Mark J. Perry, whose day job is making lemonade out of lemons, argues that another nice thing about recession is that it is a wide open opportunity for entrepreneurship. He's actually onto something here if you don't overdo it, but he picks a couple of funny examples to make his point.
One is Bill Gates who got his start (as Perry says, picking his words carefully) "after the 1975 recession," (my emphasis) although it is hard to identify any one thing that Gates might have done differently had he come of age in a healthier economy. One might just as plausibly say that he got started just in time to run into the firewall of Paul Volcker interest rates. Perry also mentions Gates' highly equivocal role as in "inventor"--more bluntly, the fact that he never "invented" anything, unless you count the means and technique of capturing and exploiting economic rents (this is too strong: in the very early days, he did write some code. But his fortune relies almost entirely on stuff done by others--or by suppressing competition)
The other is the game of Monopoly which Perry says (with carefully crafted nuance) "was patented during the Great Depression."

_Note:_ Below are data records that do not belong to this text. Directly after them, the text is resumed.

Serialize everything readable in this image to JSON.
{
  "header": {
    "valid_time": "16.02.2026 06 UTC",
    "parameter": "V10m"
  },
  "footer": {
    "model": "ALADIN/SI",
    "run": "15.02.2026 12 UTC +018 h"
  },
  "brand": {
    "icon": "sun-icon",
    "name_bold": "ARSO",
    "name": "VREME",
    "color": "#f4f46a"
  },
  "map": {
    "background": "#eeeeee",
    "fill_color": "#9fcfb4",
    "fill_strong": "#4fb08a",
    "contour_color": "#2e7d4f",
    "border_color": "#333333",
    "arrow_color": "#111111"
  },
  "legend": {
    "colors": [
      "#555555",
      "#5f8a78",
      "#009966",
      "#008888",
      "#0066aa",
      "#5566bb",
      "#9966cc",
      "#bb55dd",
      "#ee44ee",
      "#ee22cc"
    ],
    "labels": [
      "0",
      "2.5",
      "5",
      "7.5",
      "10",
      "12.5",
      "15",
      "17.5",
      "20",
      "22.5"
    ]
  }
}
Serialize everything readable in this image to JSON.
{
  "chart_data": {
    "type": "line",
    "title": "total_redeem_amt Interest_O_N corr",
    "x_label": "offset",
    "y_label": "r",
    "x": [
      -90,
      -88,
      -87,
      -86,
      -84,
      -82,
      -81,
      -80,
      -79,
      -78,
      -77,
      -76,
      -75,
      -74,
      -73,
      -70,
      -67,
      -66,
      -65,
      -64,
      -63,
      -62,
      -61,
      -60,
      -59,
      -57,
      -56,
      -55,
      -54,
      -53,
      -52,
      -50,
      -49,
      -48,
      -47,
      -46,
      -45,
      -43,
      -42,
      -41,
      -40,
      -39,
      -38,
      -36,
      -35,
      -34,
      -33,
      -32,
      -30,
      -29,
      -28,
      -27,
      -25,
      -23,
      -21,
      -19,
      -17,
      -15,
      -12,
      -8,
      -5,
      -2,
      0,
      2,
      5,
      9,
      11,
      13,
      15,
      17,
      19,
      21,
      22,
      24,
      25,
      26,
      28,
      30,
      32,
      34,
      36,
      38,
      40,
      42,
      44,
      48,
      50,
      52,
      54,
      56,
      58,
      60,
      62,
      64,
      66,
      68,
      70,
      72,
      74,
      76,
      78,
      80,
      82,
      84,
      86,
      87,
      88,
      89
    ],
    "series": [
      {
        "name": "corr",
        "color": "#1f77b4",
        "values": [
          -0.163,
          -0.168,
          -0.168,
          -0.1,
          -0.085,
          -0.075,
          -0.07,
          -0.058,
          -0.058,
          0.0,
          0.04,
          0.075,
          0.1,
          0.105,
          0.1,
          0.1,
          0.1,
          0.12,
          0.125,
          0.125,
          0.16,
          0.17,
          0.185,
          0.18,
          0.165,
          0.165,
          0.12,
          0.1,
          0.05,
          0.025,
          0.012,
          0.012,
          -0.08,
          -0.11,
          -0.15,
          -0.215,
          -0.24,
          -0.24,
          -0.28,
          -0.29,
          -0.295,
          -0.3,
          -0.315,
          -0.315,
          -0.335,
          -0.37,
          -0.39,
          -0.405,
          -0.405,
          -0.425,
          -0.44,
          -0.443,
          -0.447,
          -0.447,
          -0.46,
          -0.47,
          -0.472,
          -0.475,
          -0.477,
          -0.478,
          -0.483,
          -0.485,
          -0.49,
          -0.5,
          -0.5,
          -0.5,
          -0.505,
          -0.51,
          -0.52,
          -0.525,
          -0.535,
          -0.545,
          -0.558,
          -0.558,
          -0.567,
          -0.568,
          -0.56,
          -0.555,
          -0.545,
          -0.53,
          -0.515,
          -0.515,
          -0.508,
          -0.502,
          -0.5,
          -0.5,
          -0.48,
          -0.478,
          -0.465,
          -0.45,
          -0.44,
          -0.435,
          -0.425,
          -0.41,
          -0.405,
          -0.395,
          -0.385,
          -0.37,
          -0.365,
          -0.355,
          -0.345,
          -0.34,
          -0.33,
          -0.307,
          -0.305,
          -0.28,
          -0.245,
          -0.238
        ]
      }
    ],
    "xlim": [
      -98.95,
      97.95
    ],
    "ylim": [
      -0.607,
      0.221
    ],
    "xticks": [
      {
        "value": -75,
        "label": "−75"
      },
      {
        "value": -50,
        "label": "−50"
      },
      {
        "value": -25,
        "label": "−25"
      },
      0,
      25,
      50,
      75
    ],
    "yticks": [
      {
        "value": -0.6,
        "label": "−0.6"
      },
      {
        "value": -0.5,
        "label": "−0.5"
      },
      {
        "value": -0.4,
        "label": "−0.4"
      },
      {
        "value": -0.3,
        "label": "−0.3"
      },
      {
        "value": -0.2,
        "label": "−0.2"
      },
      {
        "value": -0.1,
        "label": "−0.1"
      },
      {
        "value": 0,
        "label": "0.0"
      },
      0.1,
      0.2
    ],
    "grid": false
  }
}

Hm. In the narrowest sense of the term, that appears to be true; Monopoly was patented in the middle of the Depression. One could go further and say that the "inventor," Charles Darrow, had time to pursue his project because he was otherwise un- (or under-) employed. You could say that Darrow (unlike Gates) actually did some of the "creation" that went into the final product.
The trouble is, as even the most superficial observers now knows, Darrow was only the lucky latest in a long line of "creators," extending at least back to the turn of the century. Parker Brothers spent most of a generation warding (or paying) off competing claims.
So both Microsoft and Monopoly are stories about the capturing and enjoying economic rents. They have little or nothing to do with creativity in general. If that is what a recession facilitates, we can well do without.